Que ce soit chez le vétérinaire ou sur internet, dès qu’on parle d’un souci de comportement avec un chat, on nous recommande l’utilisation de phéromones de synthèse. Cela semble sage et part d’une bonne intention : elles sont certifiées « apaisantes », alors cela ne peut que faire du bien à notre minou puisqu’on va lui offrir une atmosphère positive ! Déduction logique et naturelle, mais qui ne prend malheureusement pas en compte tous les facteurs indispensables à une compréhension correcte de la situation, car on en oublie totalement la nature même du chat, au dépend de son bien-être…

 

Respecter la nature du chat

Le chat a beau vivre de plus en plus souvent au contact de congénères dans nos foyers, ce n’est pas son penchant le plus naturel : rappelons qu’il est un chasseur solitaire et territorial, qui par instinct protège son domaine de l’intrusion de congénères afin d’éliminer la concurrence qui pourrait lui dérober ses ressources.

 Bagarre chats

 

Et pour prévenir les visiteurs que le territoire est occupé, le chat va déposer de nombreux marquages signalant sa présence. Il existe bien-entendu des chats plus sociables que d’autres et le fait que l’humain lui donne suffisamment à manger peut diminuer leur envie d’entrer en conflit avec d’autres chats de passage afin de se préserver physiquement d’éventuelles blessures, mais ce n’est pas la majorité des cas : la plupart du temps, on remarquera bien que les chats n’apprécient pas du tout les irruptions de concurrents dans leur espace personnel…

Ce que l’on ne vous dit pas, quand on veut vous vendre ces articles, c’est que les phéromones sont individuelles et personnelles. Et comme ce produit n’est pas synthétisé sur les phéromones de votre chat, il ne pourra pas les percevoir comme siennes et va forcément les trouver étrangères, c’est à dire appartenant à un autre chat.

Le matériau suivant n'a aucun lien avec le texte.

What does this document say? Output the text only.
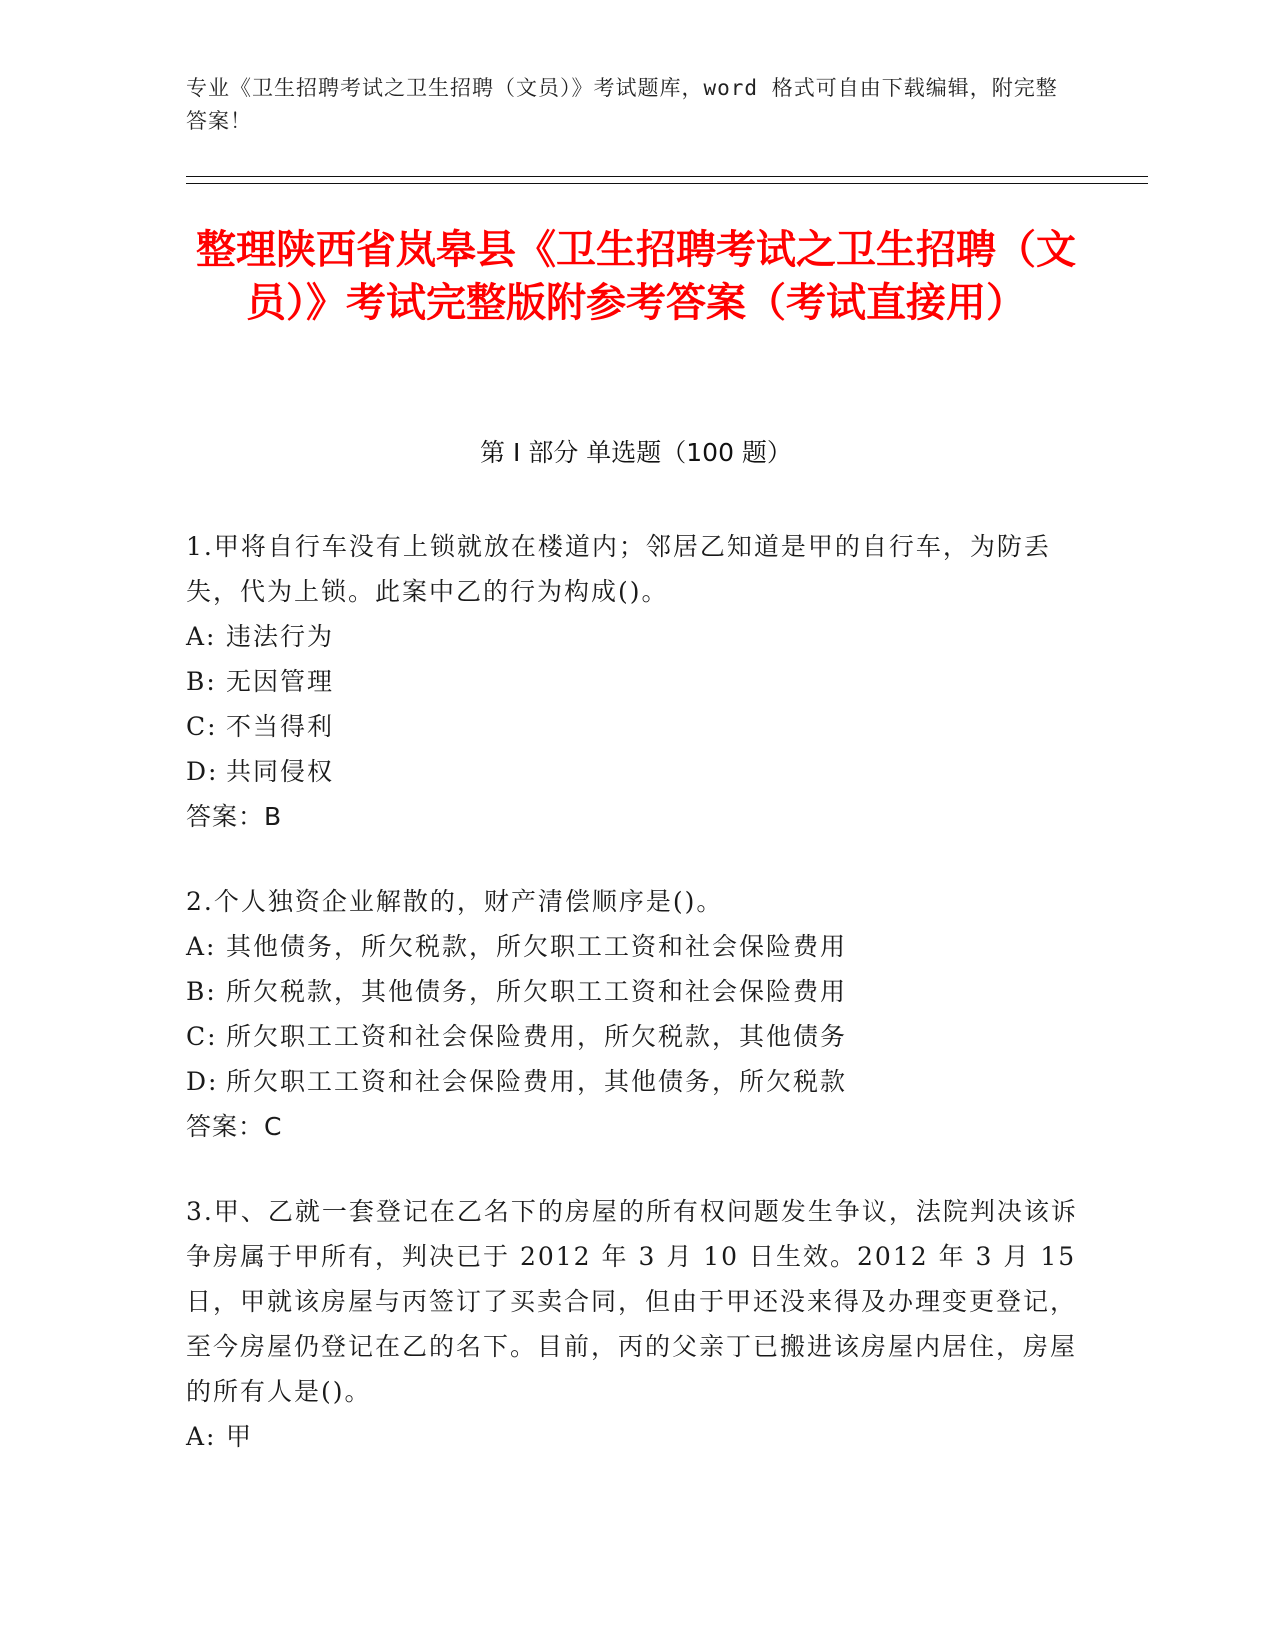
专业《卫生招聘考试之卫生招聘（文员）》考试题库，word 格式可自由下载编辑，附完整答案！
整理陕西省岚皋县《卫生招聘考试之卫生招聘（文员）》考试完整版附参考答案（考试直接用）
第 I 部分 单选题（100 题）

1.甲将自行车没有上锁就放在楼道内；邻居乙知道是甲的自行车，为防丢失，代为上锁。此案中乙的行为构成()。

A: 违法行为

B: 无因管理

C: 不当得利

D: 共同侵权

答案：B

2.个人独资企业解散的，财产清偿顺序是()。

A: 其他债务，所欠税款，所欠职工工资和社会保险费用

B: 所欠税款，其他债务，所欠职工工资和社会保险费用

C: 所欠职工工资和社会保险费用，所欠税款，其他债务

D: 所欠职工工资和社会保险费用，其他债务，所欠税款

答案：C

3.甲、乙就一套登记在乙名下的房屋的所有权问题发生争议，法院判决该诉争房属于甲所有，判决已于 2012 年 3 月 10 日生效。2012 年 3 月 15 日，甲就该房屋与丙签订了买卖合同，但由于甲还没来得及办理变更登记，至今房屋仍登记在乙的名下。目前，丙的父亲丁已搬进该房屋内居住，房屋的所有人是()。

A: 甲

Et c’est là qu’est tout le problème !
En fait, en diffusant ou vaporisant des phéromones synthétiques, vous lui faîtes croire qu’un autre chat a eu le culot de passer sur son territoire et même d’oser le marquer : oh, frustration, stress et courroux félin ! Ce n’est vraiment pas sympathique de faire subir cela à nos compagnons… L’utilisation de ce produit est donc à proscrire pour le bien-être de votre chat.

 Phéromones apaisantes chat

 

Oui, mais chez moi ça marche, mon chat n’a plus de problème

Non, ce n’est pas votre chat qui n’a plus de problème, mais uniquement vous !

Déjà, signalons que si nous, comportementalistes, avons de plus en plus de demandes d’interventions, c’est que les phéromones apaisantes du commerce n’apportent pas de solution miraculeuse, sans quoi nous n’aurions plus de travail… En règle générale, nos clients ont essayé ce produit, sans succès ou avec aggravation du problème. Mais soyons honnêtes, il y a des cas où les propriétaires ont obtenu le résultat attendu, et dans ce cas on ne nous contacte pas, bien entendu (nous verrons pourquoi ensuite).

Quand minou détruit le canapé ou la tapisserie, qu’il fait pipi partout ou se querelle sans cesse avec un de ses colocataires, ce n’est pas ce qui nous plaît le plus : il faut avouer que ça nous énerve généralement profondément même… Et c’est là que survient la première explication du soit-disant « miracle phéromones » :

     1. Les cas où le propriétaire résout le problème

Flèche    « mon chat faisait pipi partout, le vétérinaire m’a conseillé le F…… et depuis, plus de problème ! »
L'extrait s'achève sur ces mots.